Ich wollte immer gern eigene Geschichten schreiben, auch mal etwas Längeres, aber die richtige Idee für einen Roman war noch nicht zu mir gekommen.

Damals fiel mir ein Kinderbuch in die Hände mit Episodengeschichten über zwei niedliche Tierfiguren. Das wollte ich auch! Meine Helden waren und sind allerdings die inneren Anteile und Persönlichkeiten, die wir alle so mit uns herumtragen: die inneren Kinder, Künstler, Antreiber, weise Anteile usw.

Also schrieb ich Rücken-Geplagte den ersten, zaghaften Versuch, nur für mich selbst – eine kleine Geschichte über die etwas chaotische Prinzessin Freya und ihre Freundin, die Hexe Miranda. Es hat mir viel Spaß gebracht, und über die Jahre entstanden immer mehr und immer längere Geschichten.

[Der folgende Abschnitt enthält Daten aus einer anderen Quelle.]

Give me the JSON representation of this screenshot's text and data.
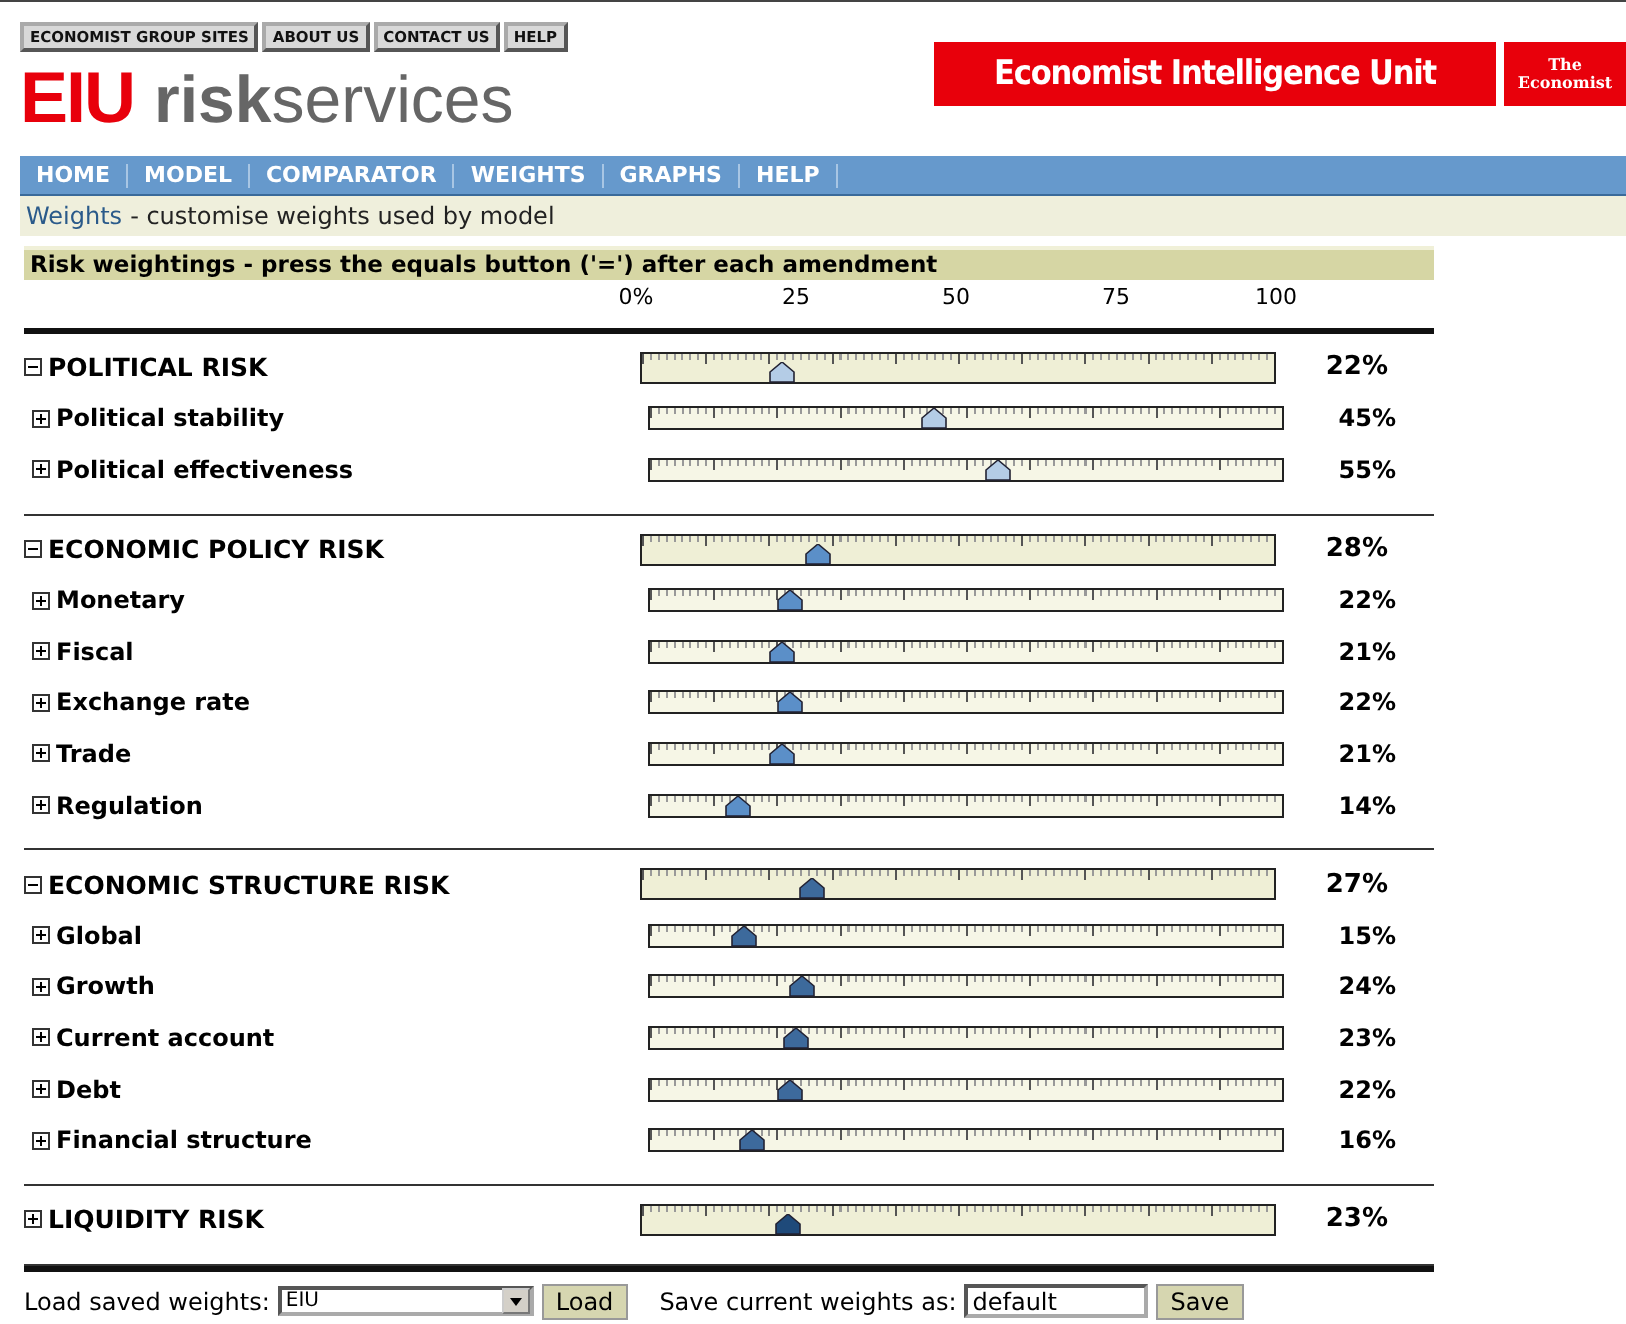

In Freyas Reich siedelten sich nach und nach weitere Personen an: eine Kriegerin, eine weise Frau, zwei Hof-Kritiker, einige Kinder, eine Dienstmagd, ein Drache, und manchmal kommen ihre Eltern, der König und die Königin zu Besuch oder auch Mirandas schrille Hexen-Freundinnen. Eine Zeitlang lebte Freya mit einem Prinzen zusammen, aber der entpuppte sich leider als Frosch und musste das Reich wieder verlassen.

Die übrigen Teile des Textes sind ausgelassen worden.